Essa é uma questão que tem irritado os conservacionistas — e frustrado até mesmo a Suprema Corte da Índia.
Em abril de 2013, o tribunal superior do país ordenou que o governo do estado de Gujarat translocasse alguns leões-asiáticos para o Parque Nacional de Kuno, no estado vizinho de Madhya Pradesh, dentro de seis meses, a fim de criar uma população de leões geograficamente separada e em liberdade. Kuno, com suas vastas extensões de florestas e pastagens, foi identificado como tendo a paisagem e a base de presas perfeitas para leões.
Embora o governo de Gujarat tenha garantido ao tribunal superior que cumpriria a ordem, 12 anos depois, ela ainda não foi implementada, e nem o governo federal nem o estadual enfrentaram quaisquer consequências. "É muito decepcionante ver os níveis de impunidade com que o governo estadual de Gujarat e também o governo da Índia têm operado no que diz respeito à translocação de leões para Kuno", disse Chellam.

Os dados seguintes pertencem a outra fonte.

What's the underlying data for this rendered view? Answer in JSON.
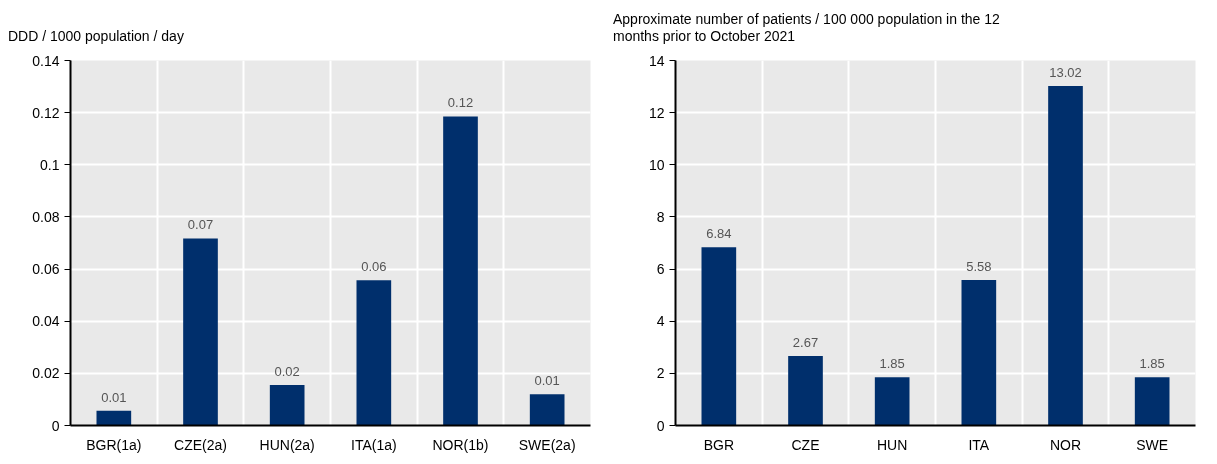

Segundo Jhala, isso também representa uma falha por parte dos biólogos da vida selvagem e dos conservacionistas. "Não se pode fazer conservação sem o governo. Acho que os biólogos falharam em convencer o governo de que Kuno é um lugar ideal para ter um segundo lar para os leões", disse Jhala.

Em 17 de setembro de 2022, oito guepardos do Sudeste Africano foram transportados da Namíbia para o Parque Nacional de Kuno, como parte dos esforços da Índia para reintroduzir a chita no país. As chitas já haviam sido extintas na Índia em 1952.
No entanto, a introdução de chitas em Kuno desencadeou um debate sobre se isso impediria os planos de também levar leões para a reserva de Madhya Pradesh.
Jhala, que liderou o plano de 2022 para trazer as chitas de volta à Índia, disse que era "fantástico" ter os animais de volta à Índia - e que leões e chitas poderiam facilmente coexistir em Kuno.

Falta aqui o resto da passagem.